Crowdsourcing and Citizen Science
Journalists contact community members, amateur scientists, and ordinary citizens to gather information concerning climate, pollution, temperature, and other things affecting the environment. This endorses crowdsourcing as instrumental in expanding the reach of climate change at the local level and promoting a culture of engagement.
Interviews and Expert Analysis
Reporters interview climate change experts, activists, and other relevant personalities to gather specialists’ opinions on climate change subjects. These interviews add value to achieving a better understanding of issues related to climate change.
Climate change is one of the significant areas of interest for many journalists. However, journalists face many challenges in successfully collecting and disseminating accurate, reachable, and impactful data related to climate change. Here are some of the primary challenges that journalists face in this field:
Complexity of Data
Climate information is frequently specialized and detailed. As such, the journalists covering this area have to be conversant with concepts in climatology and data evaluation processes in this field. Even worse, evaluations of climate change take into account numerous parameters that can be considered complex for most people to interpret. Prior training in handling big data sets is therefore necessary for data journalists.
Access to Reliable Data
The availability of quality data remains an unresolved issue, especially in developing countries. Most of these countries usually have weak monitoring systems that make it hard to frequently obtain fresh data. Often, the data comes from different sources making it hard to determine its accuracy and quality.
Misinformation and Disinformation
Some climate change activists and skeptics may challenge journalists’ work and provide information that may be fake or inaccurate. In such cases, data journalists have a hard time changing the hearts and minds of the public, particularly in the context of polarized media systems.

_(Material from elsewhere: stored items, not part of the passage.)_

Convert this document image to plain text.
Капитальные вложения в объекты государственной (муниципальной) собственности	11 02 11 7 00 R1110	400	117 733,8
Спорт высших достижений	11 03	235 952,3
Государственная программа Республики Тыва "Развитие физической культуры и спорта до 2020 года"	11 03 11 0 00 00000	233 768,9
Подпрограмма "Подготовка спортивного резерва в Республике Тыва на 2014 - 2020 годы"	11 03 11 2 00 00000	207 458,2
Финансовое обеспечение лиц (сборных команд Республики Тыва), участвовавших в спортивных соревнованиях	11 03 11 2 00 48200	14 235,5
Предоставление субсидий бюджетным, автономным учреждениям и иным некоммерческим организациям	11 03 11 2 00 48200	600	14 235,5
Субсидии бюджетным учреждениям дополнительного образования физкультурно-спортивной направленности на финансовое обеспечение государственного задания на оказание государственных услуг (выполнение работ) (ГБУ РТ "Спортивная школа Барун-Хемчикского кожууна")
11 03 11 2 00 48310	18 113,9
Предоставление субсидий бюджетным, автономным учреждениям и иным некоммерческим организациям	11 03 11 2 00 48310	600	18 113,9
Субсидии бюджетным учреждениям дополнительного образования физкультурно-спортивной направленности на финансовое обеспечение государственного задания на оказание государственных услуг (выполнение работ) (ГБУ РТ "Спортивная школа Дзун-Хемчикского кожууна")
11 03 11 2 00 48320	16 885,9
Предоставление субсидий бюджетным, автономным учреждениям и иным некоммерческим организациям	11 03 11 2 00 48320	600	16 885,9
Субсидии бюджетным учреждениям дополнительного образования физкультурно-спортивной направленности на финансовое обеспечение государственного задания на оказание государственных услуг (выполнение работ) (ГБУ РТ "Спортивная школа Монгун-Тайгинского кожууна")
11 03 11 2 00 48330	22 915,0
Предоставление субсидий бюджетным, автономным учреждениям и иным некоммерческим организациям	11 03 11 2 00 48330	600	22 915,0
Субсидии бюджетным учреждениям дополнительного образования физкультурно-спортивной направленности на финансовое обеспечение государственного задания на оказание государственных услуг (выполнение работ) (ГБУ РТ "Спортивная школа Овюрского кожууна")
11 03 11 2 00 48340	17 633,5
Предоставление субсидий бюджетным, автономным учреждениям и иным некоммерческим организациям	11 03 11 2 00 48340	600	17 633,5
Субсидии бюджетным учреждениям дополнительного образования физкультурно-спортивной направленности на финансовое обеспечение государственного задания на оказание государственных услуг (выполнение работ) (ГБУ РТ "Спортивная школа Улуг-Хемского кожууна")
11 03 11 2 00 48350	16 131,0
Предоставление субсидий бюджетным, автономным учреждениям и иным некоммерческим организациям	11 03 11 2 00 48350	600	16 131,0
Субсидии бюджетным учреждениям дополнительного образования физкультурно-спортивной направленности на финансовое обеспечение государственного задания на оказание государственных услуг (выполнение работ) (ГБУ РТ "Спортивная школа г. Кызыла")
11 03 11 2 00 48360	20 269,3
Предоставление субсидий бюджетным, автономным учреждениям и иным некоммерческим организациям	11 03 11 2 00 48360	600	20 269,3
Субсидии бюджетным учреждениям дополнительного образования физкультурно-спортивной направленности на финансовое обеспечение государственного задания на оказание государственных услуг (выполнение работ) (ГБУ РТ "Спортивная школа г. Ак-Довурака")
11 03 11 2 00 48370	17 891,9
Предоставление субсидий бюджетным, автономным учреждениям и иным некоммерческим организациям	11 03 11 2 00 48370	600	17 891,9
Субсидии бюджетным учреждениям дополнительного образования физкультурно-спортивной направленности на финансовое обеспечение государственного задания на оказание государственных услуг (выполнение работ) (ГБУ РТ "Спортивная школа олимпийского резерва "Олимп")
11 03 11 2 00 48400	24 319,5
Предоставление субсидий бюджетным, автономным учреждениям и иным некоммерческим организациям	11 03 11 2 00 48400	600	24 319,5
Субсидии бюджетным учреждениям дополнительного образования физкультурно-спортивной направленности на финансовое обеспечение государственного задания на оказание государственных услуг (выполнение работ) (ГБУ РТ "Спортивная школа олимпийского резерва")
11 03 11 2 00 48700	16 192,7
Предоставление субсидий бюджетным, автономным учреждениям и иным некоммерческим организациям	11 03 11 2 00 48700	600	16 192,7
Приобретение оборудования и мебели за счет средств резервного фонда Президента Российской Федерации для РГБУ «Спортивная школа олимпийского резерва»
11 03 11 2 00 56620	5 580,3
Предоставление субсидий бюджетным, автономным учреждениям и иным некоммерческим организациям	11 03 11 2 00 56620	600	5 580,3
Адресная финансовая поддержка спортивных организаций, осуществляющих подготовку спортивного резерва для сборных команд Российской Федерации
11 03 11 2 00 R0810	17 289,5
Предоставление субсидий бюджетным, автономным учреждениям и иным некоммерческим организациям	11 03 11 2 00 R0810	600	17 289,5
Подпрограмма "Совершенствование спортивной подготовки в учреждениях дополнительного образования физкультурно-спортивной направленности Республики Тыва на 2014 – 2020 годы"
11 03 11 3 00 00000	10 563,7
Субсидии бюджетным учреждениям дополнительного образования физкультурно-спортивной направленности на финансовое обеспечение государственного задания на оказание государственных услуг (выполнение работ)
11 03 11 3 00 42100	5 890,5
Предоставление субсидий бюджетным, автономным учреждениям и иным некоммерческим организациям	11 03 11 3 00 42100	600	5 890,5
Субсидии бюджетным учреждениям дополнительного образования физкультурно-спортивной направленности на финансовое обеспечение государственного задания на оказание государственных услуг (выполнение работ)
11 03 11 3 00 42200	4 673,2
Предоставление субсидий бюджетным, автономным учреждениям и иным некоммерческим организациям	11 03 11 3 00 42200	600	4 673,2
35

Balancing Objectivity and Advocacy
A major challenge of writing about climate change is that while a reporter has to stay impartial, it is still necessary to write passionately about the issue. Journalists must discuss the issue of climate change and its severity without resulting in hype or alarmism.
Resource Constraints
Today, virtually all newsrooms are under fiscal pressure and thus, have limited funds to support intensive climate change stories. With such financial constraints, recruiting journalists and educating them with sufficient scientific backgrounds and data analysis skills can be challenging.
Data journalism stands as a vital pillar in the global effort to address climate change by informing public discourse, holding stakeholders accountable, and advocating for evidence-based policies.
Despite the challenges faced, journalists equipped with data-driven insights play a crucial role in highlighting the urgency of climate action, fostering awareness, and enforcing informed decision-making at local, national, and international levels.